117 F. Supp. 815 | N.D. Ohio | 1949

JONES, Chief Judge.

This matter was decided by Judge Wilkin on December 22, 1948, but, subsequently, on March 9, 1949, he vacated this opinion and had the matter re-submitted upon briefs. It, therefore, appears that the matter is now before the court for decision on the pleadings, the stipulation of facts, and the briefs.

No question is presented as to the reemployment of the plaintiff as provided by Title 50 U.S.C.A.Appendix, § 308. This action is for additional compensation and certain rights to which the plaintiff would be entitled under the seniority which he asserts was denied by the defendant.

It is agreed by the parties that the plaintiff was employed by the defendant from February 2, 1943 to May 2, 1943. This is less than the six-month employment period required by the union agreement to bring the defendant within its terms.
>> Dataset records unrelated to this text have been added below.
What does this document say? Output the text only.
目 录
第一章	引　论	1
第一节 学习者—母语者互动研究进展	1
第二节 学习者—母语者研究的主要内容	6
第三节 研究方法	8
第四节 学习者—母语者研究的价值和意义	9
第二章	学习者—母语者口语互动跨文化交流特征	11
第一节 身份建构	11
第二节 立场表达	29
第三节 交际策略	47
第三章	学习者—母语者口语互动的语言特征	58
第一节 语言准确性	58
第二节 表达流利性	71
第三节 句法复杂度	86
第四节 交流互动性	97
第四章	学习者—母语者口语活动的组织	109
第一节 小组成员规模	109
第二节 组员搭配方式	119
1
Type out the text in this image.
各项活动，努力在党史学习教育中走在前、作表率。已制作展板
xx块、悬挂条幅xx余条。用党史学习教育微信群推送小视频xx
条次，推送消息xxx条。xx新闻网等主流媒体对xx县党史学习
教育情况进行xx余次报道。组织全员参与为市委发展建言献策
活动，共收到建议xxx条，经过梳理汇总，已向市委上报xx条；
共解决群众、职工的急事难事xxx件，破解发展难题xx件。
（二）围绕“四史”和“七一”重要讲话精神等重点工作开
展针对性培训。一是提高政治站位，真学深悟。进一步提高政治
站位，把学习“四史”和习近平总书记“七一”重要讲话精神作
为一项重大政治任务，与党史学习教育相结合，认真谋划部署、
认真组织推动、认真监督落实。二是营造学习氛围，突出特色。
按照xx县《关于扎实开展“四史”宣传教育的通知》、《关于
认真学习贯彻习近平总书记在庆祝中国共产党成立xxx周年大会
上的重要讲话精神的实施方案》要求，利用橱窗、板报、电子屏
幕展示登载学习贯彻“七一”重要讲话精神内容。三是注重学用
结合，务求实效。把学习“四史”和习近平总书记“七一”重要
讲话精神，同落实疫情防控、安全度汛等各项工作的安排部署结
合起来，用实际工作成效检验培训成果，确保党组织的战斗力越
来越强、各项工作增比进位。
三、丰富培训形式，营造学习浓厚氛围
The plaintiff contends that his employment by the defendant company at the time of his induction was such that he continued as an employee within the terms of the agreement after his induction and obtained seniority rights which entitled him to employment in such a preferred status upon his return from service.

An examination of the authorities and the union agreement leads the court to the conclusion that the plaintiff did not acquire seniority rights under the agreement before he had completed six months of employment. So far as the agreement provides he was on a trial or probationary basis. Seniority rights do not accrue under these circumstances while the plaintiff is in the service and not employed by the defendant. The statute provides for the re-instatement of the employee without loss of seniority and this the defendant has done.

The court is in agreement with the statement of Mr. Justice Douglas in the case of Fishgold v. Sullivan Drydock & Repair Corp., 328 U.S. 275, at page 284, 66 S.Ct. 1105, at page 1111, 90 L.Ed. 1230, wherein this statement is found:

“Thus he does not step back on the seniority escalator at the point he stepped off. He steps back on at the precise point he would have occupied had he kept his position continuously during the war.”

In this case, however, the court is of the opinion that the plaintiff never got on the “seniority escalator”.

The court is of the opinion that the case of Lesher v. P. R. Mallory & Co., Inc., 7 Cir., 166 F.2d 983 states the correct law as it is applicable to this case.

An order may, therefore, be prepared entering judgment for the defendant.